Adozinda Pereira: “A minha vida é uma luta”

Adozinda Henriqueta Borrego Pereira, residente em Carnaxide (Oeiras), é uma mulher de coragem. Aos 73 anos, já reformada e com uma saúde precária, continua a ser o pilar principal que sustenta a sua família, atingida ferozmente pelo infortúnio. A falta de saúde e as circunstâncias da vida, por vezes madrasta, implacável, vieram colocar em causa a estabilidade que sempre procurou alcançar para enfrentar com tranquilidade o Outono da sua idade. O marido, Augusto Ferreira Pereira, de 75 anos, ex-bombeiro na corporação de Voluntários do Dafundo, foi diagnosticado como doente oncológico e renal há cerca de 10 anos e ostenta uma incapacidade de 98 por cento, enquanto o filho, Luís Miguel, actualmente com 46 anos, também ele ex-bombeiro, sofreu um acidente de moto há 23 anos que o deixou com uma incapacidade de 92 por cento e totalmente dependente dos pais.  
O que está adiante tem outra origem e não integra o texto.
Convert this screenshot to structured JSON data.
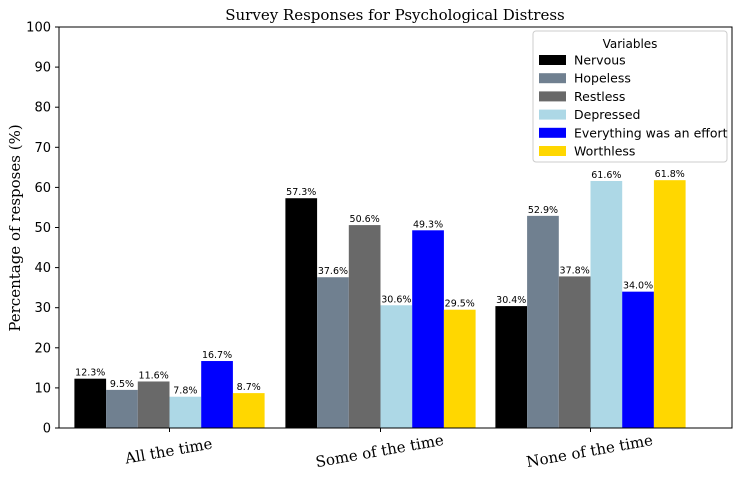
{
  "chart_data": {
    "type": "bar",
    "title": "Survey Responses for Psychological Distress",
    "xlabel": "",
    "ylabel": "Percentage of resposes (%)",
    "ylim": [
      0,
      100
    ],
    "yticks": [
      0,
      10,
      20,
      30,
      40,
      50,
      60,
      70,
      80,
      90,
      100
    ],
    "grid": false,
    "legend_title": "Variables",
    "legend_position": "top-right",
    "categories": [
      "All the time",
      "Some of the time",
      "None of the time"
    ],
    "series": [
      {
        "name": "Nervous",
        "color": "#000000",
        "values": [
          12.3,
          57.3,
          30.4
        ],
        "labels": [
          "12.3%",
          "57.3%",
          "30.4%"
        ]
      },
      {
        "name": "Hopeless",
        "color": "#708090",
        "values": [
          9.5,
          37.6,
          52.9
        ],
        "labels": [
          "9.5%",
          "37.6%",
          "52.9%"
        ]
      },
      {
        "name": "Restless",
        "color": "#696969",
        "values": [
          11.6,
          50.6,
          37.8
        ],
        "labels": [
          "11.6%",
          "50.6%",
          "37.8%"
        ]
      },
      {
        "name": "Depressed",
        "color": "#add8e6",
        "values": [
          7.8,
          30.6,
          61.6
        ],
        "labels": [
          "7.8%",
          "30.6%",
          "61.6%"
        ]
      },
      {
        "name": "Everything was an effort",
        "color": "#0000ff",
        "values": [
          16.7,
          49.3,
          34.0
        ],
        "labels": [
          "16.7%",
          "49.3%",
          "34.0%"
        ]
      },
      {
        "name": "Worthless",
        "color": "#ffd700",
        "values": [
          8.7,
          29.5,
          61.8
        ],
        "labels": [
          "8.7%",
          "29.5%",
          "61.8%"
        ]
      }
    ]
  }
}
Estes infortúnios da vida dominada por tamanhas dificuldades já seriam suficientes para complicar bastante a existência de Adozinda Pereira, uma mulher de garra natural de Castelo Branco que não volta a cara à luta diária para assegurar o bem-estar e a estabilidade possíveis que garantam a subsistência da sua família. Contudo, a complicar ainda mais a situação, a crise pandémica que atravessamos veio ensombrar ainda mais o dia-a-dia desta mulher que luta por manter a família à tona de água. Uma resistência própria de quem não desiste do que lhe é mais querido: o filho e o marido, ambos com uma elevada taxa de incapacidade que prejudica significativamente os seus quotidianos, transformados numa batalha diária pela sobrevivência. “Com o confinamento, eu e o meu marido temos dado em doidos, porque o Luís quer ir ali, quer ir aqui, quer sair de casa para espairecer. É muito cansativo”.
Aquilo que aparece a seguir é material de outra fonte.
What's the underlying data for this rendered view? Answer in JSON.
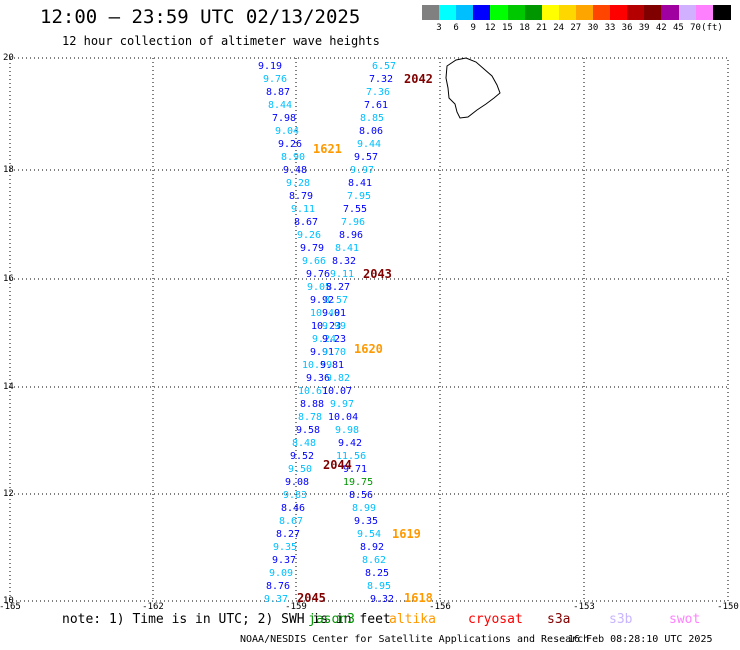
{
  "header": {
    "title": "12:00 – 23:59 UTC 02/13/2025",
    "subtitle": "12 hour collection of altimeter wave heights"
  },
  "color_scale": {
    "swatches": [
      "#808080",
      "#00ffff",
      "#00bfff",
      "#0000ff",
      "#00ff00",
      "#00c800",
      "#009600",
      "#ffff00",
      "#ffd700",
      "#ffa500",
      "#ff4500",
      "#ff0000",
      "#b40000",
      "#800000",
      "#a000a0",
      "#d0b0ff",
      "#ff80ff",
      "#000000"
    ],
    "labels": [
      "3",
      "6",
      "9",
      "12",
      "15",
      "18",
      "21",
      "24",
      "27",
      "30",
      "33",
      "36",
      "39",
      "42",
      "45",
      "70"
    ],
    "unit": "(ft)"
  },
  "axes": {
    "x_ticks": [
      "-165",
      "-162",
      "-159",
      "-156",
      "-153",
      "-150"
    ],
    "y_ticks": [
      "20",
      "18",
      "16",
      "14",
      "12",
      "10"
    ]
  },
  "passes": [
    {
      "id": "2042",
      "color": "#800000"
    },
    {
      "id": "1621",
      "color": "#ff9900"
    },
    {
      "id": "2043",
      "color": "#800000"
    },
    {
      "id": "1620",
      "color": "#ff9900"
    },
    {
      "id": "2044",
      "color": "#800000"
    },
    {
      "id": "1619",
      "color": "#ff9900"
    },
    {
      "id": "2045",
      "color": "#800000"
    },
    {
      "id": "1618",
      "color": "#ff9900"
    }
  ],
  "track_left": {
    "colors": [
      "#0000ff",
      "#00bfff"
    ],
    "values": [
      "9.19",
      "9.76",
      "8.87",
      "8.44",
      "7.98",
      "9.04",
      "9.26",
      "8.90",
      "9.48",
      "9.28",
      "8.79",
      "9.11",
      "8.67",
      "9.26",
      "9.79",
      "9.66",
      "9.76",
      "9.05",
      "9.92",
      "10.49",
      "10.23",
      "9.24",
      "9.91",
      "10.59",
      "9.36",
      "10.61",
      "8.88",
      "8.78",
      "9.58",
      "8.48",
      "9.52",
      "9.50",
      "9.08",
      "9.83",
      "8.46",
      "8.67",
      "8.27",
      "9.35",
      "9.37",
      "9.09",
      "8.76",
      "9.37"
    ]
  },
  "track_right": {
    "colors": [
      "#00bfff",
      "#0000ff"
    ],
    "values": [
      "6.57",
      "7.32",
      "7.36",
      "7.61",
      "8.85",
      "8.06",
      "9.44",
      "9.57",
      "9.97",
      "8.41",
      "7.95",
      "7.55",
      "7.96",
      "8.96",
      "8.41",
      "8.32",
      "9.11",
      "8.27",
      "8.57",
      "9.01",
      "9.99",
      "9.23",
      "9.70",
      "9.81",
      "9.82",
      "10.07",
      "9.97",
      "10.04",
      "9.98",
      "9.42",
      "11.56",
      "9.71",
      "19.75",
      "8.56",
      "8.99",
      "9.35",
      "9.54",
      "8.92",
      "8.62",
      "8.25",
      "8.95",
      "9.32"
    ],
    "special": {
      "index": 32,
      "color": "#009600"
    }
  },
  "footer": {
    "note": "note: 1) Time is in UTC; 2) SWH is in feet",
    "missions": [
      {
        "name": "jason3",
        "color": "#009600"
      },
      {
        "name": "altika",
        "color": "#ff9900"
      },
      {
        "name": "cryosat",
        "color": "#ff0000"
      },
      {
        "name": "s3a",
        "color": "#800000"
      },
      {
        "name": "s3b",
        "color": "#c8b4ff"
      },
      {
        "name": "swot",
        "color": "#ff80ff"
      }
    ],
    "credit": "NOAA/NESDIS Center for Satellite Applications and Research",
    "timestamp": "16 Feb 08:28:10 UTC 2025"
  }
}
Muitas vezes, a luta constante travada contra as adversidades empurra esta mãe coragem para um desespero difícil de enfrentar, suga-lhe as forças. “Por vezes, tenho momentos muito maus. Fecho os olhos e penso em desistir. Quantas vezes eu tenho esses momentos… Mas depois digo para mim mesma: ‘Oh meu Deus, mas eu faço tanta falta a estes dois’. Eu sei que eles precisam muito de mim para seguirem em frente. Só desejo que Deus me vá dando forças, que às vezes já não tenho, pois sei que sou o pilar desta casa”. Adozinda Pereira explica assim a razão da sua resiliência, acompanhando as palavras com um sorriso triste. Ela própria procura controlar no corpo e na mente as dores que a doença lhe tem trazido. Ela própria está limitada por uma incapacidade de 60 por cento. “Eu também sou uma pessoa extremamente doente”, assinala. 

Foto: Paulo Rodrigues

“TEMOS QUE LUTAR PELA VIDA ENQUANTO PODEMOS”
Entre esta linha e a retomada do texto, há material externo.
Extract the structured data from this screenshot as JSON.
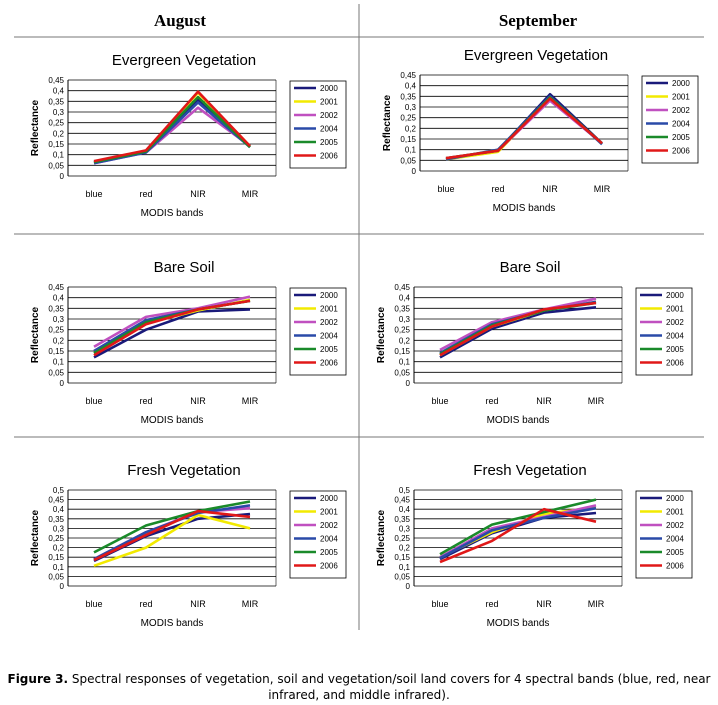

Adozinda Pereira enfrenta várias situações complicadas de saúde que lhe diminuem a capacidade física. “Tenho a Talassemia no sangue. Sou alérgica aos medicamentos todos. Tenho também uma bactéria no estômago (Helicobacter pylori, que é um factor de risco para o desenvolvimento do cancro gástrico), uma gastrite e uma úlcera. O meu organismo está a rejeitar tudo, sou alérgica a muitos medicamentos e nem sempre consigo fazer a medicação convenientemente”, refere, para acrescentar logo de seguida: “Nós temos que lutar pela vida enquanto a gente pode e eu tenho sido uma lutadora ao longo deste tempo todo. Vou fazer 74 anos e ando nesta tristeza desta vida por causa de tanta coisa em cima das minhas costas. O meu médico costuma dizer: ‘Adozinda, você é o pilar da casa, não se pode deixar ir abaixo’ e é verdade, é isso que não me deixa desistir”.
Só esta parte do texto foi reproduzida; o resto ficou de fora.